3. Build the Chart.js dashboard and add a pressure chart. Set up the Chart.js dashboard from this lesson and extend it with a third chart for pressure data. Add color-coded stat cards that turn red when temperature exceeds 40 C or humidity drops below 20%. Implement a “last updated” timestamp display that shows how many seconds ago the last MQTT message arrived. Serve the dashboard from a Raspberry Pi and verify it works on a phone browser over your local network.
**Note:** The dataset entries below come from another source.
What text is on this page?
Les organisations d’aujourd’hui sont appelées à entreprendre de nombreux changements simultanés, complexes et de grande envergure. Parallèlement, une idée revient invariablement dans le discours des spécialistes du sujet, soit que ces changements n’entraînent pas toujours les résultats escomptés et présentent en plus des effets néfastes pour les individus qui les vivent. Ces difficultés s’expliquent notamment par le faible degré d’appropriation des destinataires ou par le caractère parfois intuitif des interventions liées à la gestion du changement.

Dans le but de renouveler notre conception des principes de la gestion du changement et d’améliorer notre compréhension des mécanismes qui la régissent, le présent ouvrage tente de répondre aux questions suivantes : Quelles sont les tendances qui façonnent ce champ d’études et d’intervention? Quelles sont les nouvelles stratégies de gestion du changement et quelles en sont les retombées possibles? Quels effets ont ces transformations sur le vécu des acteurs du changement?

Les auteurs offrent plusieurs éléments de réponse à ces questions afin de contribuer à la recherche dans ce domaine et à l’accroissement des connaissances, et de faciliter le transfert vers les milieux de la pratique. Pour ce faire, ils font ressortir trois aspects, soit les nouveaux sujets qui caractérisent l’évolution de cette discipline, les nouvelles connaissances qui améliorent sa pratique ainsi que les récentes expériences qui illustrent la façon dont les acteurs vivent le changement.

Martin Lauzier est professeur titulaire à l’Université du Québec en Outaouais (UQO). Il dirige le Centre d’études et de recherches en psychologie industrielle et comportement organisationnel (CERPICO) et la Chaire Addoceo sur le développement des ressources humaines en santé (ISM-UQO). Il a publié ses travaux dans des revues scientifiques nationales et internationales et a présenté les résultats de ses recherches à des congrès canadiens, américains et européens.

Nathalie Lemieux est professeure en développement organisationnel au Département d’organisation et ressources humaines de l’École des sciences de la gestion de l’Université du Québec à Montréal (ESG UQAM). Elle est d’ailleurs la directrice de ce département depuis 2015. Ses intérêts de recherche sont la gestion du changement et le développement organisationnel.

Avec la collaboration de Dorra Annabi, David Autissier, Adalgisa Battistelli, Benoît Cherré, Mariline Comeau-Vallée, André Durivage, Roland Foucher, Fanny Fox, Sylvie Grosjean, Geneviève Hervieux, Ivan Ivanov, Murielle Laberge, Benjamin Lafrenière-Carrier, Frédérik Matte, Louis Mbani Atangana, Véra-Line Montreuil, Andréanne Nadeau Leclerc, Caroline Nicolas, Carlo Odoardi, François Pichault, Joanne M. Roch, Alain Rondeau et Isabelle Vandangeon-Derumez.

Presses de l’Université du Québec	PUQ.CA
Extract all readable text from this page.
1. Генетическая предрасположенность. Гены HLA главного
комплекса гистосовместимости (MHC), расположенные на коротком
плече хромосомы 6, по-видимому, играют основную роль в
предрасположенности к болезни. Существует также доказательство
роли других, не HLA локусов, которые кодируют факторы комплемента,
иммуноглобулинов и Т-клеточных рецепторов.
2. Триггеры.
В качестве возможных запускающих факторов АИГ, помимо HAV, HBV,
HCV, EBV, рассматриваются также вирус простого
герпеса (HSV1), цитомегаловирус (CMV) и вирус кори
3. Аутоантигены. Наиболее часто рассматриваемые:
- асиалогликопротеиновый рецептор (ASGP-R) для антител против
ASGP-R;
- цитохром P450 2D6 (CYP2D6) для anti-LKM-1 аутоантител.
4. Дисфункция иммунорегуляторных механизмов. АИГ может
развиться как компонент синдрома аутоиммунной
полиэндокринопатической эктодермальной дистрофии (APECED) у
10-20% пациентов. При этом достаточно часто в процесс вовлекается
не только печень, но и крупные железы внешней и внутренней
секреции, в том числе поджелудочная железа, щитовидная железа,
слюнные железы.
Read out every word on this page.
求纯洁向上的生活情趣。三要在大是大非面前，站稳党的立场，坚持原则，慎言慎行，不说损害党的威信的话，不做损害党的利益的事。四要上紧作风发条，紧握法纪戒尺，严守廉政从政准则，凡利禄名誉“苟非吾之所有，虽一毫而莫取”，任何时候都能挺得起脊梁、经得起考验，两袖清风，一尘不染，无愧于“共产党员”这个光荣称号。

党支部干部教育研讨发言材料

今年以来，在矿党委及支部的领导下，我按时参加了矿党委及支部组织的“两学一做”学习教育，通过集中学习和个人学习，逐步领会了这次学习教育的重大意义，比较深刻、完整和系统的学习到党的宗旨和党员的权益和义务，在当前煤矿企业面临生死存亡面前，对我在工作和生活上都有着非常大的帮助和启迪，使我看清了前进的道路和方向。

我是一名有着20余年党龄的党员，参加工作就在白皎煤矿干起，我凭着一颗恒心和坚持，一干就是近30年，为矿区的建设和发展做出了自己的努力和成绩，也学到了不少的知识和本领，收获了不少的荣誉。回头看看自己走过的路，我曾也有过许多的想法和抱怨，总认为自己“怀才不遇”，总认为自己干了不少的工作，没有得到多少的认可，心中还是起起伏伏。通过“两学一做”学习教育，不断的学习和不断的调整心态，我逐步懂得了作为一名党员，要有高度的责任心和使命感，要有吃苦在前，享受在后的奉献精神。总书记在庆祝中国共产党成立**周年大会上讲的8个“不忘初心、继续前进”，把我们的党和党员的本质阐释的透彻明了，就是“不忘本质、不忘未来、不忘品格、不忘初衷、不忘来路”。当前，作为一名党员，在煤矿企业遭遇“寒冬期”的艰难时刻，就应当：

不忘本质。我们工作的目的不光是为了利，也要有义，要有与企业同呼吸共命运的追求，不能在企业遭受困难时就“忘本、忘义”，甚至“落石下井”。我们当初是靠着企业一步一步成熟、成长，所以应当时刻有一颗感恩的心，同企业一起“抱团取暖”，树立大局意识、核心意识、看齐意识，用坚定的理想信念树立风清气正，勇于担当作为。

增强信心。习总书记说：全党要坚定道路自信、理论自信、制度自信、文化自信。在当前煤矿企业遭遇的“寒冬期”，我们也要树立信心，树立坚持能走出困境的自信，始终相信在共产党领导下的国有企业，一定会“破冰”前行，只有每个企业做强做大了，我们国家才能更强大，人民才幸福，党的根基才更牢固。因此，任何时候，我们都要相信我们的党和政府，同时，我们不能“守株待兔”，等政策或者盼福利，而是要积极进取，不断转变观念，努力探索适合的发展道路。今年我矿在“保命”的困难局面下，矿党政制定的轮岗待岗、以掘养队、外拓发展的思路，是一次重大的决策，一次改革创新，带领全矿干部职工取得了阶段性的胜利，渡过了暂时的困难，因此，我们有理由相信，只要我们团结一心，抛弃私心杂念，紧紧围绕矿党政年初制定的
4. Compare Grafana and SiliconWit.io side by side. Configure your ESP32 (or simulated publisher) to publish to both your local Mosquitto broker and SiliconWit.io’s MQTT endpoint simultaneously. Open both dashboards side by side: your self-hosted Grafana and the SiliconWit.io web interface. Document the differences in setup time, data latency, available panel types, and export options. Write a brief comparison table summarizing when you would choose each approach for a real project.

Summary

You built a complete MQTT-to-dashboard pipeline using four tools: Mosquitto as the message broker, Telegraf as the MQTT consumer and data router, InfluxDB as the time-series database, and Grafana as the visualization layer. You learned how Telegraf’s topic parsing extracts device and sensor tags from MQTT topic hierarchies, making it possible to filter and group data in queries. You explored InfluxDB’s data model (buckets, measurements, tags, fields) and wrote Flux queries to filter by device, aggregate by time window, compare multiple devices, and detect anomalies. In Grafana, you created five panel types (time series, gauge, stat, table, and alert list), configured threshold lines for visual context, and added template variables for device selection. You compared the self-hosted TIG stack with the managed SiliconWit.io dashboard and identified when each approach is the better choice. You built a lightweight Chart.js alternative that runs in any browser and connects to MQTT over WebSocket, suitable for resource-constrained gateways. Finally, you explored data export options including CSV download, CLI export, REST API queries, Python client integration, and scheduled report automation.